« Il y a des braves gens »

Oui, le soir, vers sept heures, Nadja aime à se trouver dans un compartiment de seconde du métro. La plupart des voyageurs sont des gens qui ont fini leur travail. Elle s'assied parmi eux, elle cherche à surprendre sur leurs visages ce qui peut bien faire l'objet de leur préoccupation. Ils pensent forcément à ce qu'ils viennent de laisser jusqu'à demain, seulement jusqu'à demain, et aussi à ce qui les attend ce soir, qui les déride ou les rend encore plus soucieux. Nadja fixe quelque chose en l'air : 
« Il y a de braves gens. » 
Plus ému que je ne veux le paraître, cette fois je me fâche : 
« Mais non. Il ne s'agit d'ailleurs pas de cela. Ces gens ne sauraient être intéressants dans la mesure où ils supportent le travail, avec ou non toutes les autres misères.

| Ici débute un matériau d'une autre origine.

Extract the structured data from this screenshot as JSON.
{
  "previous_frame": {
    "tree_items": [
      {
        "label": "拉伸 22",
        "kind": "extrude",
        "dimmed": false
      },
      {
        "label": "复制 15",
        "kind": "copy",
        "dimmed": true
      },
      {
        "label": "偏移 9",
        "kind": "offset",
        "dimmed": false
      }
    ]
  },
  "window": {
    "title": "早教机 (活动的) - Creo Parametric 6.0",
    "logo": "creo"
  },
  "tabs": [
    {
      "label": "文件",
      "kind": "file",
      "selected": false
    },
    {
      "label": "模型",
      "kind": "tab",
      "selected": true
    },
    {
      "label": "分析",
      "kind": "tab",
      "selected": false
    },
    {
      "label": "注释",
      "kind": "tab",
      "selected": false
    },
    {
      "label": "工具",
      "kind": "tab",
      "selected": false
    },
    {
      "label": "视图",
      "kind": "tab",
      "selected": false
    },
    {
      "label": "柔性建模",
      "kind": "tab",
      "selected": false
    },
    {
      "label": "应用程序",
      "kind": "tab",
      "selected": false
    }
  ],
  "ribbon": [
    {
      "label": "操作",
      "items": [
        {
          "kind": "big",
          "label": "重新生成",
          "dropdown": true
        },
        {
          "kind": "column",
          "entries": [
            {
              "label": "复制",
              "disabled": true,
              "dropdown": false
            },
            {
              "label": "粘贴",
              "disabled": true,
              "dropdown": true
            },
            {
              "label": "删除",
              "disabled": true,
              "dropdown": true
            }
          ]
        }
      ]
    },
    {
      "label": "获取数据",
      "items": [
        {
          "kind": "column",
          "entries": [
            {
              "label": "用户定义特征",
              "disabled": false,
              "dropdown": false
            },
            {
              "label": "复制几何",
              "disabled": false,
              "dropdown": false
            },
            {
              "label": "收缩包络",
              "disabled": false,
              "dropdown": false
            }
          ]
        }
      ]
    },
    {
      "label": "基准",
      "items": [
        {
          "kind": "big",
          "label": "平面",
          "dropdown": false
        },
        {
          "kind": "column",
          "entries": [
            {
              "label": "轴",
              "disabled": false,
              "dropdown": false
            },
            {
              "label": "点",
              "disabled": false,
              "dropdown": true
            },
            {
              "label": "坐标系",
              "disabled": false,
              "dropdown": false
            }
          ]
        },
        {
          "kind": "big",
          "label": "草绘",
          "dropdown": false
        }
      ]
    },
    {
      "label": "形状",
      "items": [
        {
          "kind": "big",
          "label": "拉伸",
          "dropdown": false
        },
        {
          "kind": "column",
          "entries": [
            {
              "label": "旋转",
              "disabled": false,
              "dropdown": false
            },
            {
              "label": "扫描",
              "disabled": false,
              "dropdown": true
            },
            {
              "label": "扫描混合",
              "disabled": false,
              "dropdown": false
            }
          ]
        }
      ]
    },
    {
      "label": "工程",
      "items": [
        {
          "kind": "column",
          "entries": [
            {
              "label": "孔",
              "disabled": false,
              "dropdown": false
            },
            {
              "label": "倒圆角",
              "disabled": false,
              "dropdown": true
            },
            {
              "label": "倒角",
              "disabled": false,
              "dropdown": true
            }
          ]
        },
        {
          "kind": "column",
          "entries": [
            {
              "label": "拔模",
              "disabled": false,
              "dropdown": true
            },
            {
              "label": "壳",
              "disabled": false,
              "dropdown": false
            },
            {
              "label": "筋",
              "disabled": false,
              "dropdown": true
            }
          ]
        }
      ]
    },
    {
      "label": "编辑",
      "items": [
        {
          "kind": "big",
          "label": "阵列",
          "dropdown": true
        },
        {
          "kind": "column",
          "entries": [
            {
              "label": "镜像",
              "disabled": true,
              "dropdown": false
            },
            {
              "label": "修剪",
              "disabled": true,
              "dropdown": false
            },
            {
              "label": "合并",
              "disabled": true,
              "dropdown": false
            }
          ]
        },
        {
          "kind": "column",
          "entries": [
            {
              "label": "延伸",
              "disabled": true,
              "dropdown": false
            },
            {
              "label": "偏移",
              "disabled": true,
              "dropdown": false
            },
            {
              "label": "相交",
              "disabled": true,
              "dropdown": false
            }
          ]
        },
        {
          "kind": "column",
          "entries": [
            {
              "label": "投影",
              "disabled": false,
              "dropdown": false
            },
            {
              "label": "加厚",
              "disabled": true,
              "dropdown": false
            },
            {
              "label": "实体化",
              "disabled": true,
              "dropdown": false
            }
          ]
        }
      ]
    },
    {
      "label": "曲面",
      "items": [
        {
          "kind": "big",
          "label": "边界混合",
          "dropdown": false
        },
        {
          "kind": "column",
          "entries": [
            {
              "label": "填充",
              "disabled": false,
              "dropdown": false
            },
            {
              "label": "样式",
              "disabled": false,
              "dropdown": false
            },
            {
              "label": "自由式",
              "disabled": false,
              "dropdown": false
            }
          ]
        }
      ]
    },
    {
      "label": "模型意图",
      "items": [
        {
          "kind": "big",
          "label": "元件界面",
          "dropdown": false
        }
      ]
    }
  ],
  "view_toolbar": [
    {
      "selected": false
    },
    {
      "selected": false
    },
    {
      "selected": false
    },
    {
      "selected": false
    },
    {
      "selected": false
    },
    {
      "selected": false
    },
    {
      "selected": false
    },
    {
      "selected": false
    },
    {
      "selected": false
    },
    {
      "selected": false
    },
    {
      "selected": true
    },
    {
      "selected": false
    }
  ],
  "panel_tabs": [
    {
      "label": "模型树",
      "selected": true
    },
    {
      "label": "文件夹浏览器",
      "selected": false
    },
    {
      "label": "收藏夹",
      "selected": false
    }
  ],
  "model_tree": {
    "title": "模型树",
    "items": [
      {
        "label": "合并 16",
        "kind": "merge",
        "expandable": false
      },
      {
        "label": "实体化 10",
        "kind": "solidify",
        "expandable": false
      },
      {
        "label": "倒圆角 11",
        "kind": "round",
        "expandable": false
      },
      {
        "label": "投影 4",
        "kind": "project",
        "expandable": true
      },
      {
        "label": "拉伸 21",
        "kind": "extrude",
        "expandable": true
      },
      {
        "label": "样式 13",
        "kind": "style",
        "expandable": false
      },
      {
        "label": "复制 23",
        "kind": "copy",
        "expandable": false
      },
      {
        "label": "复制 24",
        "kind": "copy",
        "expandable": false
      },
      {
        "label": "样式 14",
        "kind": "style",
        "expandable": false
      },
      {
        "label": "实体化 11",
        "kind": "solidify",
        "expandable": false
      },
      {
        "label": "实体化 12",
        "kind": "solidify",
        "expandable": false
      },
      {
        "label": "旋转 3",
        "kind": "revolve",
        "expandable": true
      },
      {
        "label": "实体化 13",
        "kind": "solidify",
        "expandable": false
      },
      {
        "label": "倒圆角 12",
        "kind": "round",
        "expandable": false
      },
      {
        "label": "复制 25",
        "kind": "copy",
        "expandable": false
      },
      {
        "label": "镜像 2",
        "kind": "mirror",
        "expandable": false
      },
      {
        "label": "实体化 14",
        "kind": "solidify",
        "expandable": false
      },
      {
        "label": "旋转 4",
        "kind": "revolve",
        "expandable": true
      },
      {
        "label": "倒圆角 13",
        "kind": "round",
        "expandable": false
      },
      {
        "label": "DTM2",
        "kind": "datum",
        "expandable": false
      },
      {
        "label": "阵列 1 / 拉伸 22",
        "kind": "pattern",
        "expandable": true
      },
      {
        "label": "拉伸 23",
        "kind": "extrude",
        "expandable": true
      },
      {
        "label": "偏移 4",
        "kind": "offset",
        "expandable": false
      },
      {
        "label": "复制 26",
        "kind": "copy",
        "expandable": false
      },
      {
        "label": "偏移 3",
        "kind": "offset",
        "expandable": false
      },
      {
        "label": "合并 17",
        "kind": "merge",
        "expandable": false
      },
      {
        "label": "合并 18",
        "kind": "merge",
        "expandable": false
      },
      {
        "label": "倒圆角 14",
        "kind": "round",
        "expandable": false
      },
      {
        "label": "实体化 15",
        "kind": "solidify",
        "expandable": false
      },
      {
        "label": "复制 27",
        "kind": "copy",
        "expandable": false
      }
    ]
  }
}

Comment cela les élèverait-il si la révolte n'est pas en eux la plus forte ? À cet instant, vous les voyez, du reste, ils ne vous voient pas. Je hais, moi, de toutes mes forces, cet asservissement qu'on veut me faire valoir. Je plains l'homme d'y être condamné, de ne pouvoir en général s'y soustraire, mais ce n'est pas la dureté de sa peine qui me dispose en sa faveur, c'est et ce ne saurait être que la vigueur de sa protestation. Je sais qu'à un four d'usine, ou devant une de ces machines inexorables qui imposent tout le jour, à quelques secondes d'intervalle, la répétition du même geste, ou partout ailleurs sous les ordres les moins acceptables, ou en cellule, ou devant un peloton d'exécution, on peut encore se sentir libre mais ce n'est pas le martyre qu'on subit qui crée cette liberté. Elle est, je le veux bien, un désenchaînement perpétuel : encore pour que ce désenchaînement soit possible, constamment possible, faut-il que les chaînes ne nous écrasent pas, comme elles font de beaucoup de ceux dont vous parlez. Mais elle est aussi, et peut-être humainement bien davantage, la plus ou moins longue mais la merveilleuse suite de pas qu'il est permis à l'homme de faire désenchaîné. Ces pas, les supposez-vous capables de les faire ? En ont-ils le temps, seulement ? En ont-ils le cœur ? De braves gens, disiez-vous, oui, braves comme ceux qui se sont fait tuer à la guerre, n'est-ce pas ? Tranchons-en, des héros : beaucoup de malheureux et quelques pauvres imbéciles. Pour moi, je l'avoue, ces pas sont tout. Où vont-ils, voilà la véritable question. Ils finiront bien par dessiner une route et sur cette route, qui sait si n'apparaîtra pas le moyen de désenchaîner ou d'aider à se désenchaîner ceux qui n'ont pu suivre ? C'est seulement alors qu'il conviendra de s'attarder un peu, sans toutefois revenir en arrière.